Section B.7 Formal Development of Number Systems

Up to this point, we have been discussing number systems in an entirely informal manner, assuming everyone knew all that needed to be known. Now let’s pause and put things on a more firm foundation. So for the time being, do a memory dump and forget everything you have ever learned about numbers and arithmetic. The set of natural numbers has just been delivered on our door step in a big box with a warning label saying Assembly Required. We open the box and find a single piece of paper on which the following “instructions” are printed.
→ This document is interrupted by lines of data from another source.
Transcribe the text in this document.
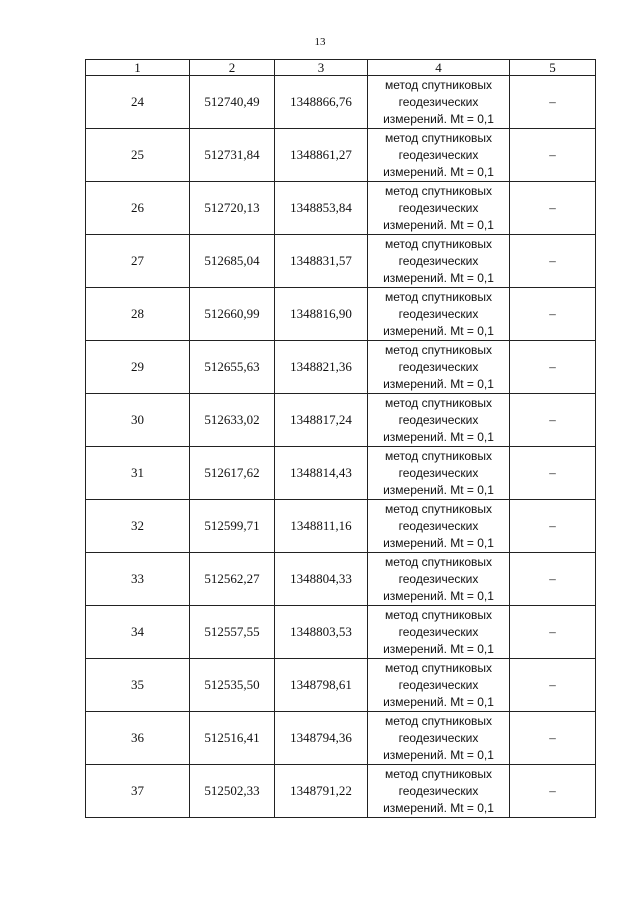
13
1	2	3	4	5
24	512740,49	1348866,76	метод спутниковых
геодезических
измерений. Mt = 0,1	–
25	512731,84	1348861,27	метод спутниковых
геодезических
измерений. Mt = 0,1	–
26	512720,13	1348853,84	метод спутниковых
геодезических
измерений. Mt = 0,1	–
27	512685,04	1348831,57	метод спутниковых
геодезических
измерений. Mt = 0,1	–
28	512660,99	1348816,90	метод спутниковых
геодезических
измерений. Mt = 0,1	–
29	512655,63	1348821,36	метод спутниковых
геодезических
измерений. Mt = 0,1	–
30	512633,02	1348817,24	метод спутниковых
геодезических
измерений. Mt = 0,1	–
31	512617,62	1348814,43	метод спутниковых
геодезических
измерений. Mt = 0,1	–
32	512599,71	1348811,16	метод спутниковых
геодезических
измерений. Mt = 0,1	–
33	512562,27	1348804,33	метод спутниковых
геодезических
измерений. Mt = 0,1	–
34	512557,55	1348803,53	метод спутниковых
геодезических
измерений. Mt = 0,1	–
35	512535,50	1348798,61	метод спутниковых
геодезических
измерений. Mt = 0,1	–
36	512516,41	1348794,36	метод спутниковых
геодезических
измерений. Mt = 0,1	–
37	512502,33	1348791,22	метод спутниковых
геодезических
измерений. Mt = 0,1	–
These defining properties of the natural numbers are known as the Peano Postulates.
  1. There is a non-empty set of elements called natural numbers. There is natural number called zero which is denoted \(0\text{.}\) The set of all natural numbers is denoted \(\nonnegints\)
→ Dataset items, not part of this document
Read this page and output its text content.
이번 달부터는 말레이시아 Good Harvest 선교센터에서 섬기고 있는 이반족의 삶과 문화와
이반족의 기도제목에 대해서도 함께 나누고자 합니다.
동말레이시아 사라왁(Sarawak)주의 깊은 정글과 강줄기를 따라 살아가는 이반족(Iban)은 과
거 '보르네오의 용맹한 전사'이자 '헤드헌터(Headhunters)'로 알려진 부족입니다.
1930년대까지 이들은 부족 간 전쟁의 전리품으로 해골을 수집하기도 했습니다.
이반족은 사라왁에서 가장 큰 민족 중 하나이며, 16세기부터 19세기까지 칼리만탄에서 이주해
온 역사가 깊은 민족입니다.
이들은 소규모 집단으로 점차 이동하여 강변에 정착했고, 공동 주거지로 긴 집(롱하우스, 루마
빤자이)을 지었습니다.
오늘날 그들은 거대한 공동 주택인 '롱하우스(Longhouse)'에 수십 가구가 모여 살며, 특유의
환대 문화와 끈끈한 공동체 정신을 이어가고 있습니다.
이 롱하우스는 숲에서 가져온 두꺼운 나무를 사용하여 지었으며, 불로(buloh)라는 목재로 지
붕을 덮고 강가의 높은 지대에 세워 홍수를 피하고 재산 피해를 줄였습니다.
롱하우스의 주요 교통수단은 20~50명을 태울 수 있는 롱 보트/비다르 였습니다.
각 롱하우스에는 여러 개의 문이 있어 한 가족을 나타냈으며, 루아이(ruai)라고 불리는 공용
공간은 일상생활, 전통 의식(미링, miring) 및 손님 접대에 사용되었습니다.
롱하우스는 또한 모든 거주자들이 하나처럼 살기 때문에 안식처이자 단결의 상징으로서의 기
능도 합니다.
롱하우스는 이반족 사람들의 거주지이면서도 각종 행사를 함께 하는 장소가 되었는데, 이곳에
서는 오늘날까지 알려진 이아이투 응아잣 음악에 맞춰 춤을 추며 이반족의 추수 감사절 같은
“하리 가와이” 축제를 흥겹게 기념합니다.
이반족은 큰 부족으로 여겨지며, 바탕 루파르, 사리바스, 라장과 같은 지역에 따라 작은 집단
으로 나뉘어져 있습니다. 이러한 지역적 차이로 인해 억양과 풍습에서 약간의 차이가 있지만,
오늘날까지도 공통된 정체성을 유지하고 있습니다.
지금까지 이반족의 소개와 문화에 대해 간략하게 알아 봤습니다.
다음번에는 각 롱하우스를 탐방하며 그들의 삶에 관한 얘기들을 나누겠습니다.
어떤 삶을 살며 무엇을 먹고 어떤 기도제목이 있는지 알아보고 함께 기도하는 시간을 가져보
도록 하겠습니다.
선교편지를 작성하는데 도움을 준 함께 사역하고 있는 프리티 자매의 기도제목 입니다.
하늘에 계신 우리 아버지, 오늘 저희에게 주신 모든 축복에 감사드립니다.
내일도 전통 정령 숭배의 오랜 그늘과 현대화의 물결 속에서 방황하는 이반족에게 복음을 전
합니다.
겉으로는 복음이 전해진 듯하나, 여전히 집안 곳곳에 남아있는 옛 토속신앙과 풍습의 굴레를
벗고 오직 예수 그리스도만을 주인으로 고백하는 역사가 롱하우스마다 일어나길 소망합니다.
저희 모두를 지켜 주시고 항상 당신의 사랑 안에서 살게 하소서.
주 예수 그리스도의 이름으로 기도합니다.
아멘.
  2. There is a one-to-one function \(s:\nonnegints \injection \nonnegints\) called the successor function. For each \(n\in \nonnegints\text{,}\) \(s(n)\) is called the successor of \(n\text{.}\)
  3. There is no natural number \(n\) for which \(0=s(n)\text{.}\)
  4. Let \(\mathbb{M}\subseteq \nonnegints\text{.}\) Then \(\mathbb{M} =\nonnegints\) if and only if
    1. \(0\in \mathbb{M}\text{;}\) and
    2. \(\forall k\in \nonnegints\quad(k\in \mathbb{M}) \Longrightarrow(s(k)\in \mathbb{M})\text{.}\)
Property Item iv in the list of Peano Postulates is called the Principle of Mathematical Induction, or just the Principle of Induction. As a first application of the Principle of Induction, we prove the following basic property of the natural numbers.
Let \(\mathbb{S}=\{n\in\nonnegints:\exists m\in\nonnegints, n=s(m)\}\text{.}\) Then set \(\mathbb{M}=\{0\}\cup\mathbb{S}\text{.}\) We show that \(\mathbb{M}=\nonnegints\text{.}\) First, note that \(0\in\mathbb{M}\text{.}\) Next, we will show that for all \(k\in\nonnegints\text{,}\) if \(k\in\mathbb{M}\text{,}\) then \(s(k)\in\mathbb{M}\text{.}\) However, this is trivial since for all \(k\in\nonnegints\text{,}\) we have \(s(k)\in\mathbb{S}\subseteq\mathbb{M}\text{.}\) We conclude that \(\mathbb{M}=\nonnegints\text{.}\)

Subsection B.7.1 Addition as a Binary Operation

A binary operation \(*\) on set \(X\) is just a function \(*:X\times X\rightarrow X\text{.}\) So the image of the ordered pair \((x,y)\) would normally be denoted \(*((x,y))\text{.}\) However, this is usually abbreviated as \(*(x,y)\) or even more compactly as \(x*y\text{.}\) With this convention, we now define a binary operation \(+\) on the set \(\nonnegints\) of natural numbers. This operation is defined as follows for every natural number \(n\in\nonnegints\text{:}\)
  1. \(n+0=n\text{.}\)
  2. For all \(k\in\nonnegints\text{,}\) \(n+s(k) = s(n+k)\text{.}\)
We pause to make it clear why the preceding two statements define \(+\text{.}\) Let \(n\) be an arbitrary natural number. Then let \(\mathbb{M}\) denote the set of all natural numbers \(m\) for which \(n+m\) is defined. Note that \(0\in \mathbb{M}\) by part (i). Also note that for all \(k\in \nonnegints\text{,}\) \(s(k)\in \mathbb{M}\) whenever \(k\in \mathbb{M}\) by part (ii). This shows that \(\mathbb{M}=\nonnegints\text{.}\) Since \(n\) was arbitrary, this allows us to conclude that \(n+m\) is defined for all \(n,m\in \nonnegints\text{.}\)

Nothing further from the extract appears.